TAA has been relentless in its campaign to expose the new commercial breed of short-term accommodation providers as ‘takers’ rather than ‘sharers’, and you will have seen a major media avalanche that has pointed out that the original idea of sharing sites such as Airbnb had morphed increasingly into a distribution channel for multi-property commercial operators who simply want to sell product without meeting their regulatory obligations.
It is important that we demonstrate clearly that we are differentiating commercial operators from the ‘mums and dads’ renting out a room occasionally for pocket money. In a pre-Budget submission paper we have stressed that it is the commercial operators – who are invariably avoiding paying fair levels of taxation and charges – that need to be regulated.
Similarly, our pre-Budget submission has stressed the areas of competitiveness and productivity. Since my time as Federal Minister for Tourism, Government has increasingly understood the value and importance of the tourism industry, but we are now calling for measures that will allow us to fulfil the industry’s potential. This particularly affects regional areas of Australia, but also cities where an unprecedented tourism accommodation development boom is not being supported by measures to boost skilled employment to ensure we provide optimum skills levels.
The other major issue that continues to affect the industry is workplace conditions.

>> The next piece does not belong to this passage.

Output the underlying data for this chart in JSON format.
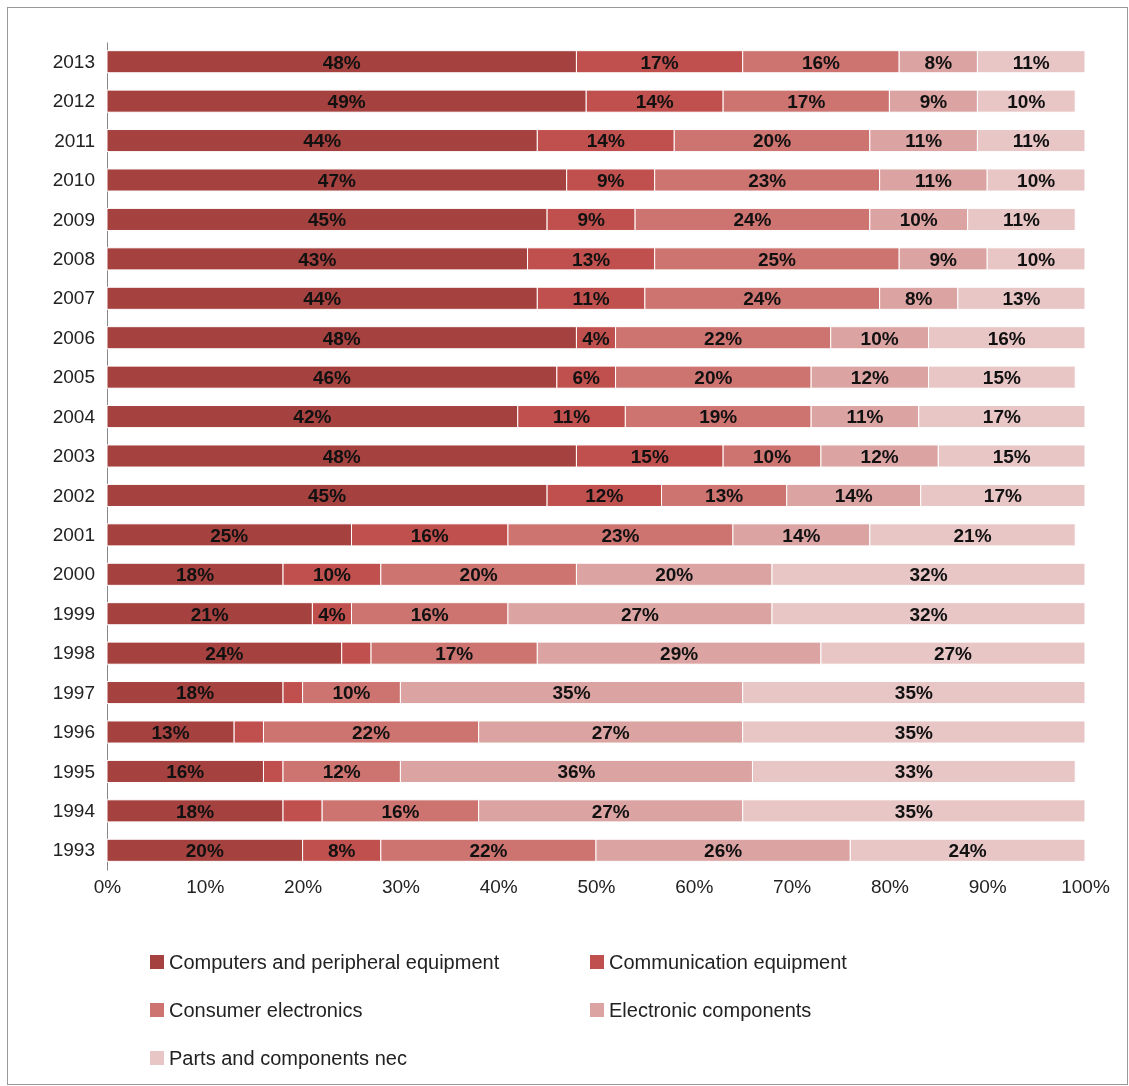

While we are pleased that our advocacy significantly contributed to the Productivity Commission’s final recommendation to bring Sunday penalty rates in line with Saturday levels, the next major hurdle will be the Fair Work Commission’s review of the Hospitality Industry Award.
With AHA, we have made a strong submission to the FWC inquiry. There will be further hearings and submissions made to the Commission till April, before the FWC deliberates and makes its final decision on whether the Award should be changed to reflect ‘modern’ considerations.
Last week the Prime Minister Malcolm Turnbull’s new ministry was sworn in. In particular, we have welcomed the promotion of Steven Ciobo to the portfolio of Trade and Investment. Mr Ciobo has shown throughout his time in Parliament that he understands the potential of the tourism sector and its value to the economy.
In the next couple of weeks we will be in Canberra meeting with key ministers to continue to advocate on the significant industry issues outlined above.